Marcelle Rumeau (1 June 1912 – 1 March 1985) was a French politician. She was elected to the National Assembly in October 1945 as one of the first group of French women in parliament. She went on to serve three non-consecutive terms in the National Assembly.

==Biography==
Rumeau was born in Toulouse in 1912; her mother was a shopkeeper and her father an accountant.
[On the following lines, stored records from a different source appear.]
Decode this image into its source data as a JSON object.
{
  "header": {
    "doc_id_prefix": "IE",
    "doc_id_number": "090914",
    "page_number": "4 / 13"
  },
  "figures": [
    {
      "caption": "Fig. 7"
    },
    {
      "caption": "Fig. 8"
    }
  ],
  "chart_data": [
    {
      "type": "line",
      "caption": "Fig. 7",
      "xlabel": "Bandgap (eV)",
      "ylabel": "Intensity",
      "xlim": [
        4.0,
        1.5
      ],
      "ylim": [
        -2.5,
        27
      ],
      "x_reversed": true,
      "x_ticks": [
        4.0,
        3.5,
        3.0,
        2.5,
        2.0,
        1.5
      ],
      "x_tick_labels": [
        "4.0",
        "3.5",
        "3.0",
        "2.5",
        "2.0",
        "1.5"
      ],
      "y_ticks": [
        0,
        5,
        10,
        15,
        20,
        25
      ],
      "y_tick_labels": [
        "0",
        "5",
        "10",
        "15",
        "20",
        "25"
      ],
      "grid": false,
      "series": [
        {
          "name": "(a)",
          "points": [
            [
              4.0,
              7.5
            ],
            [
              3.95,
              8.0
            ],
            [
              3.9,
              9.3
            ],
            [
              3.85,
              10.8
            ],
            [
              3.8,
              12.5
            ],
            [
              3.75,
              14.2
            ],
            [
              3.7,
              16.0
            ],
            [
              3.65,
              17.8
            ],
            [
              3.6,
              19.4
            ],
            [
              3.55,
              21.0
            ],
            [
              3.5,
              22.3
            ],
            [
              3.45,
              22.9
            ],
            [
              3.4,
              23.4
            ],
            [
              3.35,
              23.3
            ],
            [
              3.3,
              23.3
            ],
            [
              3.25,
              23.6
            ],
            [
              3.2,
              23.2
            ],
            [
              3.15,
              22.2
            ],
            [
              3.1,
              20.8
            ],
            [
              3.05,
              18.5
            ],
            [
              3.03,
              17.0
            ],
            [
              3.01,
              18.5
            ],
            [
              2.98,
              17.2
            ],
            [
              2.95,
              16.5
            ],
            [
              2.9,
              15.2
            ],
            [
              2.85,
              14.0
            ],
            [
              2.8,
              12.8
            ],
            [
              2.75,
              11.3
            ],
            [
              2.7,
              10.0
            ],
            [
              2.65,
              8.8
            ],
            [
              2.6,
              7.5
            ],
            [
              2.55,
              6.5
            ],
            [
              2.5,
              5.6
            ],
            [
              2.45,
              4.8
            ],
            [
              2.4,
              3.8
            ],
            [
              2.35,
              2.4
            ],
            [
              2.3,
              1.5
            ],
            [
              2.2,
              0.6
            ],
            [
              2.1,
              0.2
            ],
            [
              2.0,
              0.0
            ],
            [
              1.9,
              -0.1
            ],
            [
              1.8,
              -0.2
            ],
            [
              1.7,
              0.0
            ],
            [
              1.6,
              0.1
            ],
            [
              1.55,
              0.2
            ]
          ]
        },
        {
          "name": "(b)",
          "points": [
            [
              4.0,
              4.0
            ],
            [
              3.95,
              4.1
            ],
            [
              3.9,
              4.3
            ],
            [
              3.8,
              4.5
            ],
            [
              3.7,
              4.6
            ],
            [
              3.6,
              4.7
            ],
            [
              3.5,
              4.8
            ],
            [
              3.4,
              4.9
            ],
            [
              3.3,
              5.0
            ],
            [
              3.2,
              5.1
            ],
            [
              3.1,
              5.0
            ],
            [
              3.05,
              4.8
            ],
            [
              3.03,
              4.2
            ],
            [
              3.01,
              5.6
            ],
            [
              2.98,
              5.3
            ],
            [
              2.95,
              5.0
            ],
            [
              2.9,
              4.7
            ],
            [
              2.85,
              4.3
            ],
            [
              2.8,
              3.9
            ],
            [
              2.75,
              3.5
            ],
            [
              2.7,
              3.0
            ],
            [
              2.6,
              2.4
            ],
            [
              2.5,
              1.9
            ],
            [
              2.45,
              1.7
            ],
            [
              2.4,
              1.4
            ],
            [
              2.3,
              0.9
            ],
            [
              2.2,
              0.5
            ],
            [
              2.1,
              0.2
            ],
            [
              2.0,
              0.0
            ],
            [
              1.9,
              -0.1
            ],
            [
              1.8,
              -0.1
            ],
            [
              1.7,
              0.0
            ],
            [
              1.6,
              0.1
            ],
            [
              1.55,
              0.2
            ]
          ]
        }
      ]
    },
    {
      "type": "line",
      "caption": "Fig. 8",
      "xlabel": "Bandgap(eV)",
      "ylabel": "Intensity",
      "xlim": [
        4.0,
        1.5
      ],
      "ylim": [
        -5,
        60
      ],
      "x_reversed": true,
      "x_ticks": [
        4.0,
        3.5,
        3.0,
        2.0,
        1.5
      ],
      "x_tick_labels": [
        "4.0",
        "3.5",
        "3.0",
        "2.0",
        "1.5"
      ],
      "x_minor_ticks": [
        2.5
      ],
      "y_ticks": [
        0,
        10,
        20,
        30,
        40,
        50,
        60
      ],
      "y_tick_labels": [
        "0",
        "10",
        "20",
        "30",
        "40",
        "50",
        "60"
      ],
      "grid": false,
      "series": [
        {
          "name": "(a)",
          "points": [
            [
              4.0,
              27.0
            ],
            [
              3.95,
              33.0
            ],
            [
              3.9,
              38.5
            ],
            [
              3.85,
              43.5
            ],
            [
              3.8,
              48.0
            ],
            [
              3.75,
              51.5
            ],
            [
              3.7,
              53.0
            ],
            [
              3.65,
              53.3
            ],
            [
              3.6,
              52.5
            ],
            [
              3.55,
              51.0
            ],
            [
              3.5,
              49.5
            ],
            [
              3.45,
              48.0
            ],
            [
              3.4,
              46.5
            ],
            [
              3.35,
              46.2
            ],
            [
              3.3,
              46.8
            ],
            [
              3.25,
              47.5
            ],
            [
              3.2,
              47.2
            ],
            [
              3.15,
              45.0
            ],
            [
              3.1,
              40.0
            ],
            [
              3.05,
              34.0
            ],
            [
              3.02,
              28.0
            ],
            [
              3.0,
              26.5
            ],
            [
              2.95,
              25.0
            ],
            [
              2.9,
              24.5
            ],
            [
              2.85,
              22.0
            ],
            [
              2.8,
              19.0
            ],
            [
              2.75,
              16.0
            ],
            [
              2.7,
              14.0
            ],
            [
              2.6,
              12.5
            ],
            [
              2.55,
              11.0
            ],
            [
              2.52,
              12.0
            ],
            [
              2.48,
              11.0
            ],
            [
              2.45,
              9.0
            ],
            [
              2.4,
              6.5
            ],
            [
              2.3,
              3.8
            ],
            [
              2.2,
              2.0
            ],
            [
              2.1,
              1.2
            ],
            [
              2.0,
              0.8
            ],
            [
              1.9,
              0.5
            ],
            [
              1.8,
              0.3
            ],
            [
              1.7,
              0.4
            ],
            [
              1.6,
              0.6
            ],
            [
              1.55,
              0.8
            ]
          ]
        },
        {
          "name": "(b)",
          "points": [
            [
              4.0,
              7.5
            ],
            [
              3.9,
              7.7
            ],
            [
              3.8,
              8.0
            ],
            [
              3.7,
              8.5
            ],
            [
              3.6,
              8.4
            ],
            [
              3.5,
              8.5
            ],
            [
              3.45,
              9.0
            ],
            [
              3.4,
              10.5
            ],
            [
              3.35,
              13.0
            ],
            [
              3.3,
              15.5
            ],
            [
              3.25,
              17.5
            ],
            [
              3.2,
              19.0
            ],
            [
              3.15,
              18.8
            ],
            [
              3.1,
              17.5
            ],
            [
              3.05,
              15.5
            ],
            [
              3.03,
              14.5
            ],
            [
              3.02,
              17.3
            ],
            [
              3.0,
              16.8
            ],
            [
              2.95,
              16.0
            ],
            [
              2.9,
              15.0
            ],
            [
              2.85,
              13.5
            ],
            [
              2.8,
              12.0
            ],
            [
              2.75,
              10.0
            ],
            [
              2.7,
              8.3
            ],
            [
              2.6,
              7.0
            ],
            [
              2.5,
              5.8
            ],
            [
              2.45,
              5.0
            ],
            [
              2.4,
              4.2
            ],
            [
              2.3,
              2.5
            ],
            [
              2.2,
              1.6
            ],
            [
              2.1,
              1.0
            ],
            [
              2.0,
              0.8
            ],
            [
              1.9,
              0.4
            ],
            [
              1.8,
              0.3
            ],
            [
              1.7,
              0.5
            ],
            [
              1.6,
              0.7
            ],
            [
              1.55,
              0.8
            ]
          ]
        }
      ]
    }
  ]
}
After finishing school, she attended the Normal School of Teachers of Haute-Garonne, qualifying as a teacher in 1933. She subsequently became head of a nursery school. During World War II, she was amongst the founders of a women's resistance group in Toulouse affiliated with the National Front. She became a member of the French Communist Party (PCF) in 1942 and assisted Jewish families on the run.

After the war Rumeau was a PCF candidate in Haute-Garonne department in the October 1945 National Assembly elections, and was elected to parliament, becoming one of the first group of women in the National Assembly. Although she lost her seat in the June 1946 elections, she returned to the National Assembly after the November 1946 elections. She lost her seat again in 1951, but was elected back to parliament in 1956. She lost her seat for the final time in the 1958 elections. She subsequently ran unsuccessfully for the Senate in 1959 and 1962.

Rumeau later served on Toulouse municipal council from 1965 to 1971. She died in the city in 1985.